In his opinion, the banking and insurance regulatory agencies exert great influence on the decision-making and supervision of local financial institutions, and he has called for more separation between decision-making and supervision.
“It’s crucial to reform the financial system to gradually reduce the room for corruption,” he said.
“The positioning of regulation needs to be further clarified,” Liu Xiaochun, vice president of Shanghai Finance Institute, told NewsChina.
He added that the banking and insurance regulatory system is independently responsible for supervising and managing the banking and insurance industries, not leading them. “Regulators should respect the autonomy of [banks and insurance companies under their supervision.]”
Financial supervision involves different roles. According to the China Financial Stability Report 2020 issued by the PBoC, local governments are responsible for mitigating local risks, financial regulatory departments carry out supervision, and the PBoC plays the role of lender of last resort.

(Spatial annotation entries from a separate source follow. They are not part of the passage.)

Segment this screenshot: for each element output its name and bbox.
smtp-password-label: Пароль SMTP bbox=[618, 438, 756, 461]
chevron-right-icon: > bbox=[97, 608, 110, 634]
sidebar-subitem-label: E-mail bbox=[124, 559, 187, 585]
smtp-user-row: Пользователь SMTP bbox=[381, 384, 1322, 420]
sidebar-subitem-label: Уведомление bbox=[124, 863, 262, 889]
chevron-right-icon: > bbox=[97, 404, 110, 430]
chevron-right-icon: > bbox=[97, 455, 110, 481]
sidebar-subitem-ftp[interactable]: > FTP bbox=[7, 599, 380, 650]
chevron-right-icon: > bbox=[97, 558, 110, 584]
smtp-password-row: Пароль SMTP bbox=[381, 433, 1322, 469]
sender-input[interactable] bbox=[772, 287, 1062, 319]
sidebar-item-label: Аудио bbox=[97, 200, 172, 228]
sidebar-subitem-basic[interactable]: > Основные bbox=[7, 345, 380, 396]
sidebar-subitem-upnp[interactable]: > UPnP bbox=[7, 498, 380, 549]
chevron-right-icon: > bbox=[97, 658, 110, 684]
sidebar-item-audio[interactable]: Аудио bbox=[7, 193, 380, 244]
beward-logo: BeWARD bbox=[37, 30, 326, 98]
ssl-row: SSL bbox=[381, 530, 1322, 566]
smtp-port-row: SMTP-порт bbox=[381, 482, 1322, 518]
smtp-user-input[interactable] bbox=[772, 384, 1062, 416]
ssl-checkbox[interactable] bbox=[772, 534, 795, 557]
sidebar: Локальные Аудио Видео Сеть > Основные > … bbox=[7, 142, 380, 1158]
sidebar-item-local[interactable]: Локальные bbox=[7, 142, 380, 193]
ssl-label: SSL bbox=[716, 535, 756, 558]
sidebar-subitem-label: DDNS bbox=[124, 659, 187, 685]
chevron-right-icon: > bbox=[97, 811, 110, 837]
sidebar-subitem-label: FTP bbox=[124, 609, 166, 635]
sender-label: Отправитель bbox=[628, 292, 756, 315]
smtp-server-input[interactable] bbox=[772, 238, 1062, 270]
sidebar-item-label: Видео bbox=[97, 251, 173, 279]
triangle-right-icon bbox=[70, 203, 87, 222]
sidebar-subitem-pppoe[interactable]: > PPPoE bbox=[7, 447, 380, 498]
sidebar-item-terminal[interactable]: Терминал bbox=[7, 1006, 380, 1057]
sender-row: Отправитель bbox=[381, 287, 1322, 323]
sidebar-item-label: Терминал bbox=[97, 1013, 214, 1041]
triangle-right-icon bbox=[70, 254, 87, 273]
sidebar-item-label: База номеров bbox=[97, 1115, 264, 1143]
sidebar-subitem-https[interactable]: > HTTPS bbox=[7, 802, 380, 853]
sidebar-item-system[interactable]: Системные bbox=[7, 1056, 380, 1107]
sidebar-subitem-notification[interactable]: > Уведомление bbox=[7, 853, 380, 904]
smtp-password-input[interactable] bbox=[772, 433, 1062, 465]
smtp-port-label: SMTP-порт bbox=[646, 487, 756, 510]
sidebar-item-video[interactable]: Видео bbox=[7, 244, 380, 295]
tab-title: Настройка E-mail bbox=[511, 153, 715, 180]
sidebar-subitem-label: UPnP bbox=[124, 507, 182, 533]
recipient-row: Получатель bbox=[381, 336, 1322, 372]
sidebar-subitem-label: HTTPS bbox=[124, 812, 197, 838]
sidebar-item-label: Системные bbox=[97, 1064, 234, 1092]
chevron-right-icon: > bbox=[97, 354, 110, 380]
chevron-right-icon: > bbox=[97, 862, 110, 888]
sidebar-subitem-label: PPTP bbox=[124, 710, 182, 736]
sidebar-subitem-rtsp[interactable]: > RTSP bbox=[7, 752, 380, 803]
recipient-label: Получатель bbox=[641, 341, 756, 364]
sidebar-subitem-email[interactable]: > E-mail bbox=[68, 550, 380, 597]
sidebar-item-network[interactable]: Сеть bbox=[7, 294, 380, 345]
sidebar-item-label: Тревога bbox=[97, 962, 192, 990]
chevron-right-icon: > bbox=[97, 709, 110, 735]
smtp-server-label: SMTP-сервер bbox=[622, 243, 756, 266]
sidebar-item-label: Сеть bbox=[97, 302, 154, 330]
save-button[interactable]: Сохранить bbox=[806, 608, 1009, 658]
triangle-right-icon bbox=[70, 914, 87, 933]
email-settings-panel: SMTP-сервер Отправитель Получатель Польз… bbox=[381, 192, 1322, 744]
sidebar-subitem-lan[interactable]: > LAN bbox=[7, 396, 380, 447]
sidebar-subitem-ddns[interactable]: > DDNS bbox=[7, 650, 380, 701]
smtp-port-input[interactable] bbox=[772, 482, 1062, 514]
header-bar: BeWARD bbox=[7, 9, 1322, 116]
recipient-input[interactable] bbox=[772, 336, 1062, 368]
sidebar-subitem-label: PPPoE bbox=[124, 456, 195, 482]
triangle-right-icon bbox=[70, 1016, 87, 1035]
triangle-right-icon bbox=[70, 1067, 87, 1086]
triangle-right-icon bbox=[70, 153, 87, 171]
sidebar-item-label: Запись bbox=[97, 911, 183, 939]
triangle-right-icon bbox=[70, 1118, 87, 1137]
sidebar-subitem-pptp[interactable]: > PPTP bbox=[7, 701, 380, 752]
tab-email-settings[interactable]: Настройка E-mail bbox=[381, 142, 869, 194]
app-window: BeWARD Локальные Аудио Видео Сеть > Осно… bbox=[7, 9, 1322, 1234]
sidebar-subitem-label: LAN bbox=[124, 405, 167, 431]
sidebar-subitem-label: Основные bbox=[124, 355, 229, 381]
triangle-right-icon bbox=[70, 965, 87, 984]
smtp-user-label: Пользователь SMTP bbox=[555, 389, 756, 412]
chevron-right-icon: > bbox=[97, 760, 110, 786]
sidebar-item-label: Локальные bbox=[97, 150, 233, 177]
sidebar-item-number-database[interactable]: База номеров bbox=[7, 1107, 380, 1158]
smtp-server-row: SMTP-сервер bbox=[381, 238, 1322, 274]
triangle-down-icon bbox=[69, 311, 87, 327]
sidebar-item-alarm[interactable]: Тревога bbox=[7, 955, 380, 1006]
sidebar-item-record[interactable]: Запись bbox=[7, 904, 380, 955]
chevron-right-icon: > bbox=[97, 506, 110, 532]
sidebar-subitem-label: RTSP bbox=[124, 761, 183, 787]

This division of responsibility poses challenges in practice. The first is the division between central and local authorities.
“Due to information asymmetry and other reasons, it’s often difficult for local governments to know about the hidden risks before things blow up. Once risks are exposed, however, local governments have to bear the responsibility for the aftermath,” Wang Yixin, vice governor of Shanxi Province, said during a forum at Expo Central China 2021, an investment and trade expo held in Taiyuan, Shanxi Province on May 21.
Wang added that local governments would be incentivized to mitigate financial risks once the power and responsibilities in the financial regulatory system are well defined. “It will stifle financial risks and forestall financial turbulence more effectively,” he said.